Toplumun Örgütlendirilmesi

Medine’nin Nüfusu

331. Önceki bölümde, hukukî bir anlaşma (muâhât) ile, Mekkeli 186 ailenin bir o kadar Medineli ailenin yanına yerleştirildiğini görmüştük. Hicret’in hemen başlangıcında yaklaşık dört yüz aile reisinin İslam’ı kabul ettiği göz önünde bulundurulursa, Müslümanların toplam sayısının çok daha fazla olması gerekir. Bu durumla ilgili olarak Buhârî’de geçen şu hadisi belirtmek uygun olacaktır:

        “Huzeyfe’nin naklettiğine göre, Resulullah (AS) bize şöyle dedi: İslam’ı kabul eden herkesin adını yazıp bana getiriniz. Ve biz, kendisine binbeşyüz kişinin adını yazıp getirdik.”339

332. İslam tarihindeki bu ilk nüfus sayımında kaydedilen 1500 Müslümanın yanı sıra, Medine’de henüz İslam’ı kabul etmemiş olan Arap kabileleri de bulunmaktaydı. Bunlardan ayrı olarak, neredeyse Araplarla aynı sayıda olan Yahudiler de vardı. Bu durumda, Medine’de H. 1 yılında on binden fazla bir nüfusla karşı karşıya olduğumuz söylenebilir.

İç İlişkiler

333. Evs ve Hazreç vaktiyle iki kardeş idi. Bunların soyundan gelen insanlar Medine’de iki rakip kabile oluşturdular. Hicretten yaklaşık altı yedi yıl önce meydana gelen ve kardeşler arasında yapılan Bu’âs savaşında, Hazreçliler galip geldiler ve şehirdeki Yahudilerle ittifak anlaşması yaptılar.340 Hiç kuşkusuz, kuvvetler arası bu dengesizlik, Evs kabilesini, yukarıda söz konusu edilen Mekkeli Kureyşlilerle bir ittifak anlaşması yapmaya yöneltmişti.
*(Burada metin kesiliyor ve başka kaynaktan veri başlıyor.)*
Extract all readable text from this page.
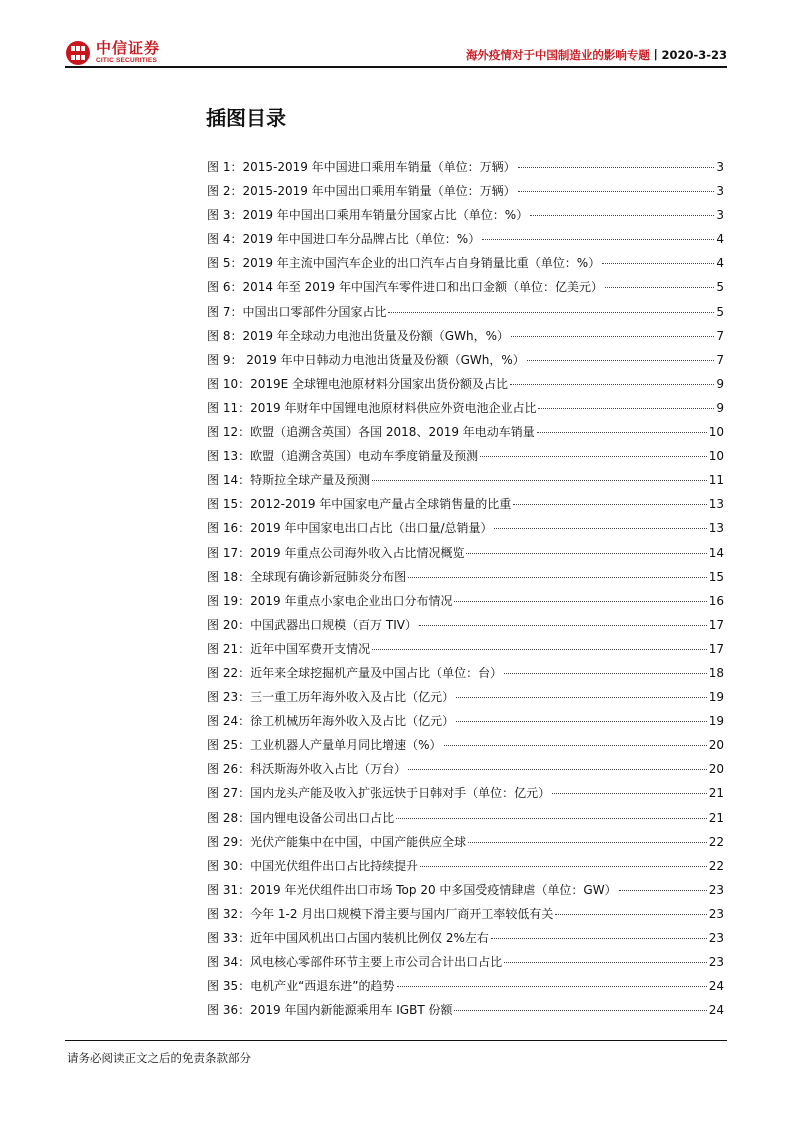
中信证券
CITIC SECURITIES	海外疫情对于中国制造业的影响专题丨2020-3-23
插图目录
图 1：2015-2019 年中国进口乘用车销量（单位：万辆）	3
图 2：2015-2019 年中国出口乘用车销量（单位：万辆）	3
图 3：2019 年中国出口乘用车销量分国家占比（单位：%）	3
图 4：2019 年中国进口车分品牌占比（单位：%）	4
图 5：2019 年主流中国汽车企业的出口汽车占自身销量比重（单位：%）	4
图 6：2014 年至 2019 年中国汽车零件进口和出口金额（单位：亿美元）	5
图 7：中国出口零部件分国家占比	5
图 8：2019 年全球动力电池出货量及份额（GWh，%）	7
图 9： 2019 年中日韩动力电池出货量及份额（GWh，%）	7
图 10：2019E 全球锂电池原材料分国家出货份额及占比	9
图 11：2019 年财年中国锂电池原材料供应外资电池企业占比	9
图 12：欧盟（追溯含英国）各国 2018、2019 年电动车销量	10
图 13：欧盟（追溯含英国）电动车季度销量及预测	10
图 14：特斯拉全球产量及预测	11
图 15：2012-2019 年中国家电产量占全球销售量的比重	13
图 16：2019 年中国家电出口占比（出口量/总销量）	13
图 17：2019 年重点公司海外收入占比情况概览	14
图 18：全球现有确诊新冠肺炎分布图	15
图 19：2019 年重点小家电企业出口分布情况	16
图 20：中国武器出口规模（百万 TIV）	17
图 21：近年中国军费开支情况	17
图 22：近年来全球挖掘机产量及中国占比（单位：台）	18
图 23：三一重工历年海外收入及占比（亿元）	19
图 24：徐工机械历年海外收入及占比（亿元）	19
图 25：工业机器人产量单月同比增速（%）	20
图 26：科沃斯海外收入占比（万台）	20
图 27：国内龙头产能及收入扩张远快于日韩对手（单位：亿元）	21
图 28：国内锂电设备公司出口占比	21
图 29：光伏产能集中在中国，中国产能供应全球	22
图 30：中国光伏组件出口占比持续提升	22
图 31：2019 年光伏组件出口市场 Top 20 中多国受疫情肆虐（单位：GW）	23
图 32：今年 1-2 月出口规模下滑主要与国内厂商开工率较低有关	23
图 33：近年中国风机出口占国内装机比例仅 2%左右	23
图 34：风电核心零部件环节主要上市公司合计出口占比	23
图 35：电机产业“西退东进”的趋势	24
图 36：2019 年国内新能源乘用车 IGBT 份额	24
请务必阅读正文之后的免责条款部分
Her iki kabilenin bilge kişileri bu kardeş savaşlarından bıkıp usanmışlardı.341 Gayet açıktır ki, Muhammed gibi yabancı bir kimse, her iki topluluğun ortak başkanı olarak daha başarılı olma şansına sahipti. Aslında Hazreçliler, Hicretten önce kendilerine bir kral seçmeye karar vermişler ve gerçekten de, Resulullah (AS)’ın Medine’ye geldiği günlerde, Medineli tüccarlara, Abdullah ibn Ubey’in taşımasına karar verilen bir tacın siparişi verilmişti.342 Hazreçli birisi Evslilerce kral olarak kabul edilemezdi. Muhtemelen Yahudiler için de durum böyleydi. Medine’de ansızın gündeme gelen İslam, üzerinde karar kılınan kral adayının derin üzüntüsüne yol açacak biçimde, Hazreçlilerin bu tasarılarının gerçekleşmesini engellemiştir. Öte yandan, Abdullah ibn Ubey’in İslam içinde gösterdiği münafıklığın ve daha sonra Müslümanların başına açtığı birçok sıkıntının açıklamasını da bu olayda aramak gerekir.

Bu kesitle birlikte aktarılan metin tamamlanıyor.